A fourth person has died and more than 150 people were injured in rural Missouri after an Amtrak train crashed Monday into a dump truck, derailing all but one of the train’s cars, officials said.

The train, headed from Los Angeles to Chicago, plowed into the truck near the town of Mendon, northwest of Columbia, at a gravel road’s uncontrolled railway crossing, unmarked by electronic signals or crossing arms.

Three people were pronounced dead in the crash Monday — two from the train and one from the dump truck — but Missouri State Highway Patrol officials announced Tuesday that a fourth person had died, also from the train. That person died after being transported to University Hospital in Columbia.

Officials did not identify any of the people who died in the crash.

There were 275 passengers aboard the Southwest Chief train with 12 crew members, Highway Patrol officials said in a statement Tuesday, about 150 of who were transported to 10 area hospitals for injuries ranging from “minor to serious.”

The crash came one day after another Amtrak train collided with a car in California’s East Bay, also at a rural railroad crossing, killing three people. Eighty-five people were on the train, which was traveling from Stockton to Martinez. There were no reported injuries among the train passengers and crew, officials said.

Drivers approaching the rural crossing in Missouri’s Chariton County would see two black-and-white X-shaped signs, called crossbucks, that often read “railroad crossing,” according to the U.S. Department of Transportation’s database of railroad crossings. But the crossing was not equipped with flashing lights, bells, pavement markings or gate arms.

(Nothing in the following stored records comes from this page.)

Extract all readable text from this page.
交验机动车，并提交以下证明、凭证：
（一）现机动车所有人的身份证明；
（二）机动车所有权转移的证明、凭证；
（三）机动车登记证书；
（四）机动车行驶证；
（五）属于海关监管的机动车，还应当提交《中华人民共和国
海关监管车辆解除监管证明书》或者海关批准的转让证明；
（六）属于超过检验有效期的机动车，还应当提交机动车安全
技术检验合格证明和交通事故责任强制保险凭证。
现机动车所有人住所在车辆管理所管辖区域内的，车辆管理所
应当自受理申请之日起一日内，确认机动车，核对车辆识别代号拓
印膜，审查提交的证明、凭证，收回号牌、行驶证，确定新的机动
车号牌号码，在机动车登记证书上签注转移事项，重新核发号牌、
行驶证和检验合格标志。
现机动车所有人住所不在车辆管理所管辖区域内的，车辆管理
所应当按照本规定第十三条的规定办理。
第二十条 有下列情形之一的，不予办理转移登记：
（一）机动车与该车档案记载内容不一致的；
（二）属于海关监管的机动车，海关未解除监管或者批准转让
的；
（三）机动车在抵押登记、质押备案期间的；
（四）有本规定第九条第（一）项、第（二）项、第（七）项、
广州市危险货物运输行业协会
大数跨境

The crossing was identified for upgrades this year, which could include lights, gates and other roadway improvements, at a cost of $400,000, according to an infrastructure plan published this year by the Missouri Department of Transportation. But department spokesperson Linda Horn said the project had not yet begun. She said transportation officials were still working with BNSF officials and the county to “develop and agreed upon solution and schedule,” then hire a contractor to complete the work.

The location of the Sunday crash in East Bay was also a rural railroad crossing, also an unpaved road without electronic signals or crossing arms, said Steve Aubert, the fire marshal with the East Contra Costa Fire Protection District. He said in that area the trains are allowed to travel up to 80 mph through the rural community.

“That fast, it’s going to take them a mile and half to even stop,” Aubert said. He said there is a sign before the railroad crossing, but “no guards, no signals, no nothing.”